[ale] Ouch, dang it.
Jim Kinney
jim.kinney at gmail.com
Thu May 29 20:11:22 EDT 2025
Add a rule to send problem IP to a different internal port that has a VERY
slow page load that is a redirect notice to DHS.
--
James P. Kinney III
Every time you stop a school, you will have to build a jail. What you gain
at one end you lose at the other. It's like feeding a dog on his own tail.
It won't fatten the dog.
- Speech 11/23/1900 Mark Twain
*http://heretothereideas.blogspot.com/
<http://heretothereideas.blogspot.com/>*
On Thu, May 29, 2025, 8:03 PM DJPfulio--- via Ale <ale at ale.org> wrote:
> If the Twiki is just for you, just allow localhost and use an ssh SOCKS
> proxy to access it, just like we all do for DBMS server management. Just
> put ssh on a high port or only allow your static IP from home access into
> it, assuming you have a static IP at home, of course.
>
> I'm pretty ruthless about bots and about 150 user-agents or any user-agent
> that claims to be an old version of any browser or referrers that try to
> directly access content remotely using an iframe.
>
> Often, it is easier to just throttle requests from a single IP. Nginx
> makes it easy.
> https://nginx.org/en/docs/http/ngx_http_limit_req_module.html That's a
> failsafe for any "bad requests" that don't get blocked before this point.
>
> I hate the idea of needing to block access, but there are practicalities
> that cannot be ignored, especially with all the abuse these days.
>
>
> On 5/29/25 18:31, lollipopman691 via Ale wrote:
> > I run a small TWiki server which is in robots.txt on an aws instance.
> > Recently that VM started to become unstable. Today I logged on and
> > found that the disk was completely full up. It normally runs about
> > 85% full. After poking around a bit I found that the TWiki access
> > logs for the last few days were multiple gigabytes in size. Further,
> > someone or something was requesting a single page on my TWiki over
> > and over at a prodigious rate. I use that instance as a forwarding
> > email server, so it's critical that it stays on line.

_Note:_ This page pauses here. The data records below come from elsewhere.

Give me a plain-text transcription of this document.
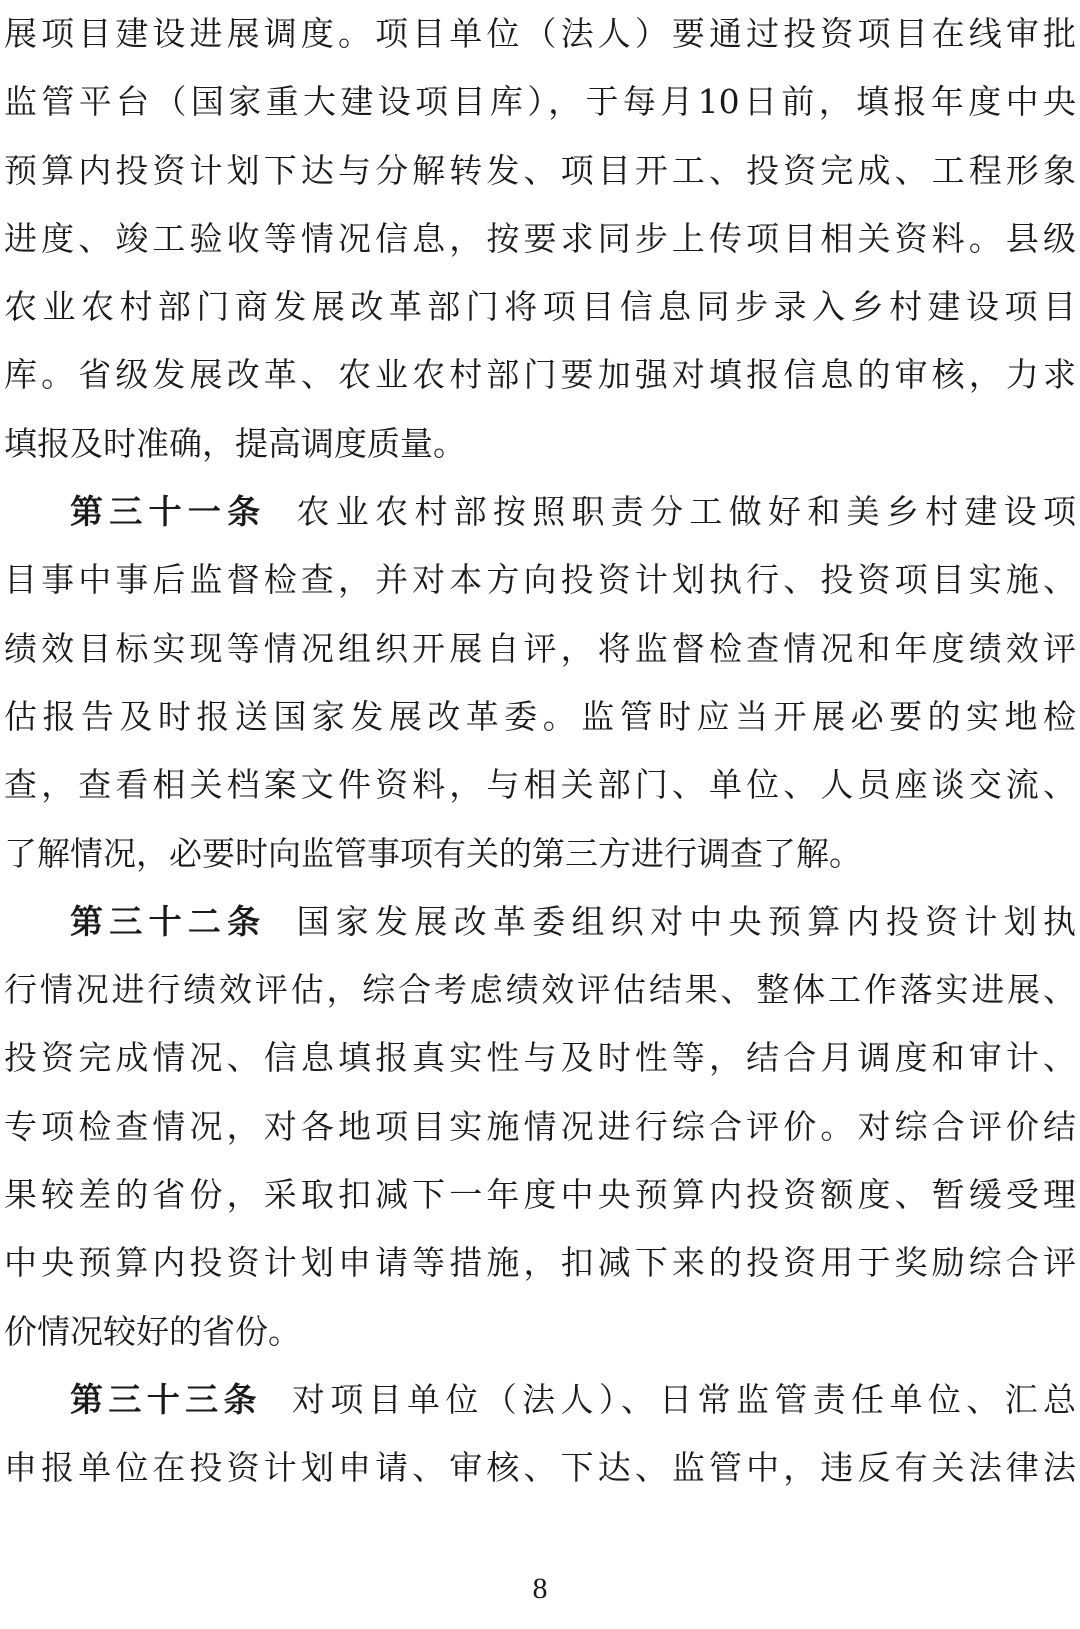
展项目建设进展调度。项目单位（法人）要通过投资项目在线审批
监管平台（国家重大建设项目库），于每月10日前，填报年度中央
预算内投资计划下达与分解转发、项目开工、投资完成、工程形象
进度、竣工验收等情况信息，按要求同步上传项目相关资料。县级
农业农村部门商发展改革部门将项目信息同步录入乡村建设项目
库。省级发展改革、农业农村部门要加强对填报信息的审核，力求
填报及时准确，提高调度质量。
第三十一条 农业农村部按照职责分工做好和美乡村建设项
目事中事后监督检查，并对本方向投资计划执行、投资项目实施、
绩效目标实现等情况组织开展自评，将监督检查情况和年度绩效评
估报告及时报送国家发展改革委。监管时应当开展必要的实地检
查，查看相关档案文件资料，与相关部门、单位、人员座谈交流、
了解情况，必要时向监管事项有关的第三方进行调查了解。
第三十二条 国家发展改革委组织对中央预算内投资计划执
行情况进行绩效评估，综合考虑绩效评估结果、整体工作落实进展、
投资完成情况、信息填报真实性与及时性等，结合月调度和审计、
专项检查情况，对各地项目实施情况进行综合评价。对综合评价结
果较差的省份，采取扣减下一年度中央预算内投资额度、暂缓受理
中央预算内投资计划申请等措施，扣减下来的投资用于奖励综合评
价情况较好的省份。
第三十三条 对项目单位（法人）、日常监管责任单位、汇总
申报单位在投资计划申请、审核、下达、监管中，违反有关法律法
8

So I took the
> > simplest course and shut httpd off, removing all my web content from
> > view for now, including a bunch of recipes I use weekly. Dang it.
> >
> > I grabbed today's log file and did some simple shell scripting on it
> > to try to figure out what was going on. It looks like the requests
> > are coming at over 200 times a minute from a variety of addresses in
> > the far east, at least according to https://www.iplocation.net/ .
> >
> > My last TWiki log has requests from about 70,000 ip addresses for
> > that one TWiki page. About 90% of them are hitting the page only
> > once. Most of the rest are hitting it twice. A handful are over 100,
> > with the largest at around 700. I nmap(1) ed a couple of them for
> > fun. The one which appeared to be up ( 47.239.152.3 ) showed:
> >
> > PORT STATE SERVICE 80/tcp closed http 443/tcp closed https
> > 3389/tcp closed ms-wbt-server
> >
> > Mildly interesting. The Net of 10,000 lies claims that
> > "ms-wbt-server" is a Microsoft remote desktop server, so at a guess
> > I'd say this was a compromised Windows machine.
> >
> > Has anyone seen this kind of thing before? I currently plan to leave
> > httpd down for a few days and then restart it and see if this trouble
> > has gone away. I reckon the long-term solution is to move my mail
> > server off the web machine and then just let it do its thing?